In the book Displaced Persons: Theological Reflections on Immigration, Refugees, and Marginalization edited by Matthew Charlton and Timothy Moore, the reader will find a variety of chapters exploring a range of human experiences of displacement. The introduction makes the volume’s targeted audience clear. While it casts a wide net addressing churches, ministries, and families, the book particularly attends to the university. They do so as the authors understand college campuses to be a unique nexus where diverse cultures and persons come together and therefore where a variety of human experiences of displacement are encountered.

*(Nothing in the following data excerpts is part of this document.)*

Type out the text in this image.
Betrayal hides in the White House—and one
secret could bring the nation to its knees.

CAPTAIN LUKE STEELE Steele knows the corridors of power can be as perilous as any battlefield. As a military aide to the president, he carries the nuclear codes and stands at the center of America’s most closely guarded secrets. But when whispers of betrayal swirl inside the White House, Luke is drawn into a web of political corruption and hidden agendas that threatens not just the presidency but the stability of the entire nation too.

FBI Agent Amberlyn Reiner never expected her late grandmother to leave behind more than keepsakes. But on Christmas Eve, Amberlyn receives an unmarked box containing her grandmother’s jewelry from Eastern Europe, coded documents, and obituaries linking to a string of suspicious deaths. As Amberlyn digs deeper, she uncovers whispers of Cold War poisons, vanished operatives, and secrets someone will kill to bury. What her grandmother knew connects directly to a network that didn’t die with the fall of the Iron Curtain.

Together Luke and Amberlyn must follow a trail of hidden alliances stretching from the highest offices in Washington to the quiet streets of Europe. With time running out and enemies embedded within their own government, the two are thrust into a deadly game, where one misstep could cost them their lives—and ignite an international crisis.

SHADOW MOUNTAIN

As with all multi-author volumes, different readers will find some essays to be more helpful than others, and while the theme of displacement ties the chapters together, the various human experiences addressed are quite diverse. The span of the topics include: an American missionary pastor in Germany examining the challenges of geographical-spiritual migrant dislocation; a university minister addressing the difficulties faced by young people in the Methodist Church; a reexamination of the place of the body in Methodism’s sexual ethic; and recommendations on how to help make people of all faiths feel welcomed at a campus interfaith center. What connects the chapters is their Methodist identity and their dominant focus on the experience of displacement on the university campus.
Throughout the chapters, a wide range of methodologies are employed in the discussion of dislocation. Chapters 1 and 9, focus on the role of the sacraments in reminding us “that our entire existence in this world is but a migrants’ experience, that we are all strangers in a strange land” (30). Chapter 7, examine the theological concepts of incarnation and sanctification to critique Kantian rational and moral categories. Chapter 6, demonstrates the results of collected statistical data using both qualitative and quantitative approaches to better understand the displaced experience of Native American young adults in the Methodist Church. Chapter 4 shares anecdotal stories and personal experiences regarding how to create and maintain a hospitable environment in a campus’s interfaith center. While the variety of methodologies make for enjoyable reading, there were a few places, particularly on page 43, when the author would provide a quotation without any citation or footnote. This was confusing, as it was unclear if the author was referencing a book but failed to provide a citation for the quotation or if they were referring back to a prior personal conversation they discussed earlier in the text.
Ultimately, the book is well-suited for a diverse readership among academics, university chaplains, and college administrators especially though not limited to those in the Methodist Church. Yes, this reviewer is not sure the book would be a good fit as a required text for a university class. With the notable exception of chapters 6, the chapters written about young adults are more likely to be beneficial for chaplains, professors, and administrators than actual young adult college students as most of the chapters do not ask or require anything of the student. Young adults are examined as parties to be understood and made comfortable. The book could be better adapted for the classroom if the chapters offered a vision of the university campus in which young adult students were not merely accommodated to but were also invited to join in a purposeful and intentional calling—one in which their participation was necessary. However, this single critique should not detract from the overall merits of the book which I for one hope receives a wide reading.
Michael Spalione is a doctoral candidate at the University of Aberdeen and Adjunct Professor at Bellarmine University.